It was my first day of unemployment. I woke up at six, a smudge of anxiety lurking in the gray shades between asleep and awake. I kept my promise to myself that I’d get up early to spend the morning in prayer—after all I had no blueprints laid out for my immediate future. God had neglected to give me a set.
All I knew was that I felt prompted to step out in faith; that I needed to make some changes, and that meant leaving a position at Trinity Western University that some people would give their eye-teeth for. Oh, there were other reasons, health, long commute, but I won’t bore you with them, because the underlying reason was something deeper.
I long for that dream career—or ministry as I prefer to call it—that I’ve felt led to pursue for the past seven years. But it was scary to make that decision. Real scary. It is a risk isn’t it, to step out in your life having no concrete plans for the immediate future. But God promises that He has plans for us--doesn’t He?
My co-workers and supervisors sent me off in royal style. For the past week I’ve been lunched, hugged, kissed, encouraged, prayed for, blessed, given a psalm to read, had a sparkler on ice-cream, wore a moose head (another story) and yesterday—my last day at work—a big, big cake, and a beautiful bouquet of flowers left on my desk. I reveled in it all.
It was so obviously the Lord working through the wonderul people I’m leaving behind. To add to all of that a brand new grad student—reminding me a lot of one of my sons—came into the office. He was just entering post graduate work in Biblical Studies.
He sat at my desk in biker’s leathers, long blond hair in a pony tail, and as I registered him in his classes he delighted me by asking if he could arrange my floral bouquet in a vase. We chatted and I was charmed by his interests in music, his commitment to come back to the study of theology, the simple quixotic kindness he showed to an older lady just leaving Trinity as he was re-entering.
I sat back in my chair and across my desk watched him trim the ends of the stems and artistically arrange my going-away flowers. He even wrapped up the garbage at the end and disposed of it. We shook hands—giving each other our blessings on our separate new beginnings. For me it was just one more thing to add to an already auspicious day and the love of God flowing through another human being.
This morning I woke up in not-so-cheery-a-mood. When I read my Bible and prayed for a while I didn’t feel any of the encouragement that I’d felt for weeks. Instead I thought what a fool I was. Who was I to think God would lead me into something special?

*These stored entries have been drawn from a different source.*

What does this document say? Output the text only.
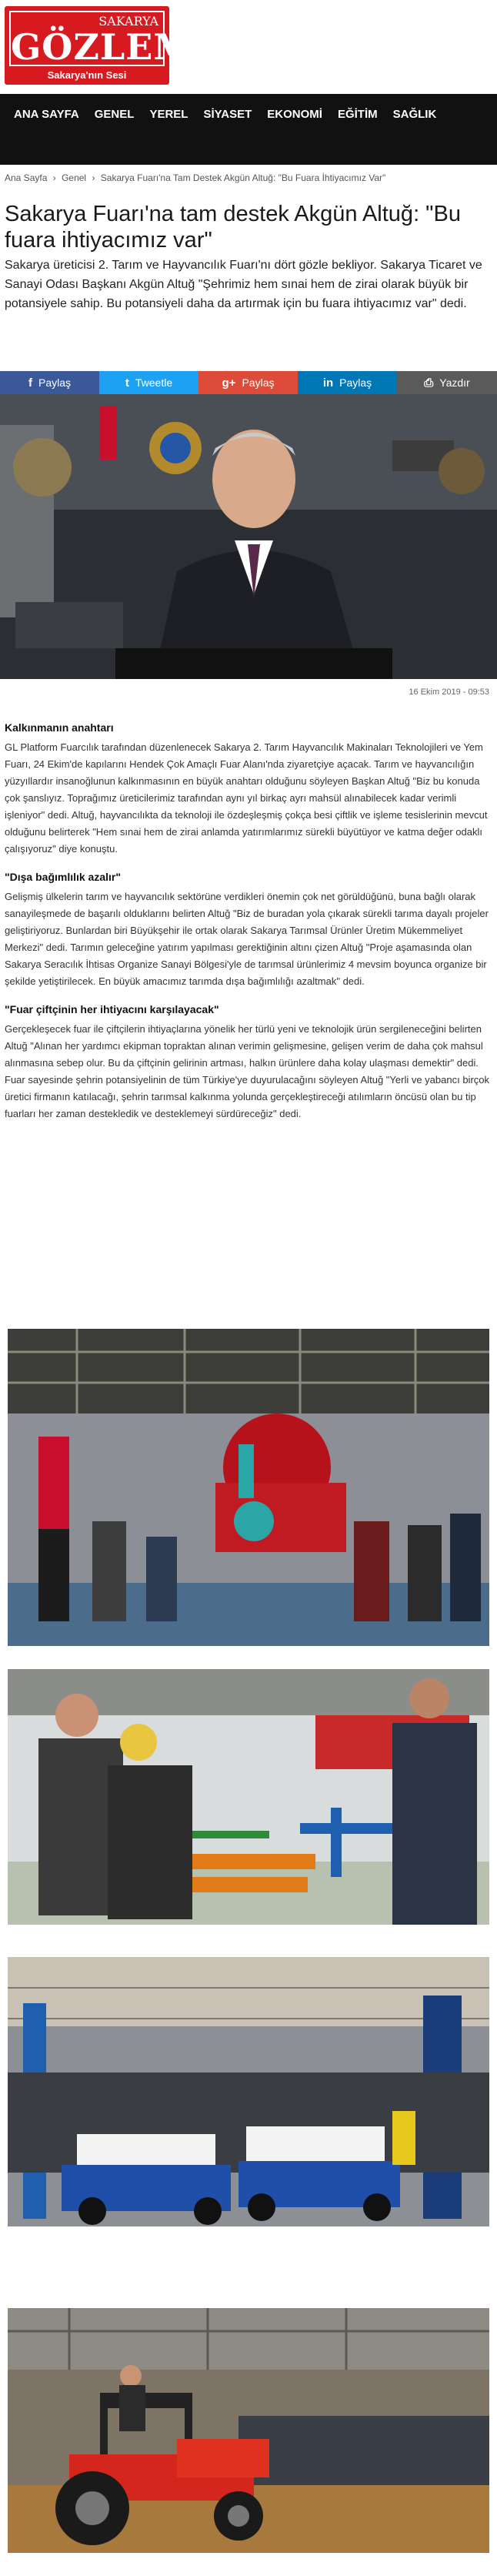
SAKARYA
GÖZLEM
Sakarya'nın Sesi
ANA SAYFA	GENEL	YEREL	SİYASET	EKONOMİ	EĞİTİM	SAĞLIK
Ana Sayfa › Genel › Sakarya Fuarı'na Tam Destek Akgün Altuğ: "Bu Fuara İhtiyacımız Var"
Sakarya Fuarı'na tam destek Akgün Altuğ: "Bu fuara ihtiyacımız var"
Sakarya üreticisi 2. Tarım ve Hayvancılık Fuarı'nı dört gözle bekliyor. Sakarya Ticaret ve Sanayi Odası Başkanı Akgün Altuğ "Şehrimiz hem sınai hem de zirai olarak büyük bir potansiyele sahip. Bu potansiyeli daha da artırmak için bu fuara ihtiyacımız var" dedi.
f Paylaş	t Tweetle	g+ Paylaş	in Paylaş	⎙ Yazdır
16 Ekim 2019 - 09:53
Kalkınmanın anahtarı

GL Platform Fuarcılık tarafından düzenlenecek Sakarya 2. Tarım Hayvancılık Makinaları Teknolojileri ve Yem Fuarı, 24 Ekim'de kapılarını Hendek Çok Amaçlı Fuar Alanı'nda ziyaretçiye açacak. Tarım ve hayvancılığın yüzyıllardır insanoğlunun kalkınmasının en büyük anahtarı olduğunu söyleyen Başkan Altuğ "Biz bu konuda çok şanslıyız. Toprağımız üreticilerimiz tarafından aynı yıl birkaç ayrı mahsül alınabilecek kadar verimli işleniyor" dedi. Altuğ, hayvancılıkta da teknoloji ile özdeşleşmiş çokça besi çiftlik ve işleme tesislerinin mevcut olduğunu belirterek "Hem sınai hem de zirai anlamda yatırımlarımız sürekli büyütüyor ve katma değer odaklı çalışıyoruz" diye konuştu.

"Dışa bağımlılık azalır"

Gelişmiş ülkelerin tarım ve hayvancılık sektörüne verdikleri önemin çok net görüldüğünü, buna bağlı olarak sanayileşmede de başarılı olduklarını belirten Altuğ "Biz de buradan yola çıkarak sürekli tarıma dayalı projeler geliştiriyoruz. Bunlardan biri Büyükşehir ile ortak olarak Sakarya Tarımsal Ürünler Üretim Mükemmeliyet Merkezi" dedi. Tarımın geleceğine yatırım yapılması gerektiğinin altını çizen Altuğ "Proje aşamasında olan Sakarya Seracılık İhtisas Organize Sanayi Bölgesi'yle de tarımsal ürünlerimiz 4 mevsim boyunca organize bir şekilde yetiştirilecek. En büyük amacımız tarımda dışa bağımlılığı azaltmak" dedi.

"Fuar çiftçinin her ihtiyacını karşılayacak"

Gerçekleşecek fuar ile çiftçilerin ihtiyaçlarına yönelik her türlü yeni ve teknolojik ürün sergileneceğini belirten Altuğ "Alınan her yardımcı ekipman topraktan alınan verimin gelişmesine, gelişen verim de daha çok mahsul alınmasına sebep olur. Bu da çiftçinin gelirinin artması, halkın ürünlere daha kolay ulaşması demektir" dedi. Fuar sayesinde şehrin potansiyelinin de tüm Türkiye'ye duyurulacağını söyleyen Altuğ "Yerli ve yabancı birçok üretici firmanın katılacağı, şehrin tarımsal kalkınma yolunda gerçekleştireceği atılımların öncüsü olan bu tip fuarları her zaman destekledik ve desteklemeyi sürdüreceğiz" dedi.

Then I remembered the psalm a friend gave me yesterday and I turned to it, Psalm 65. To my surprise it was a psalm I’d read almost a year earlier and had written copious notes in the margins of my Bible. It was just after my mother collapsed and I’d given up all my own personal hopes and dreams to care for her in what I thought would be forever.
But here I am a year later, my mother more than fine, and once again I felt compelled to hope for my own dreams—dreams I thought were seeded by the Lord years ago. The encouragement rushed back and I prayed again, really searching for the face of my God.
It was then that He came, not after a perfunctory time of prayer, but one of really seeking. He reminded me of the young grad student yesterday who sat at my desk and arranged my flowers. My God spoke clearly to my heart, It wasn’t just that young student, it was me, He said. I was the one who arranged those bright yellow gerber daisies for you in that vase. The image behind my closed eyelids of the young student in biker’s leathers disappeared and superimposed upon it was the One who died on the cross for me. I saw His long flowing robes, his dark hair and beard, as He sat at my desk and said to me, It’s not just daisies I’m arranging for you, and He smiled.
I broke down, weeping at the sweet intimacy of our awesome God caring for one of His own. Is He going to give me that long sought-after dream career? I don’t know for sure. What I do know is that I have nothing to fear. I’m going to continue to seek that relationship that is better than bread or even breath, and whatever He brings into my life will be personally and perfectly arranged by His hands. It will be bright, and golden, and wonderful.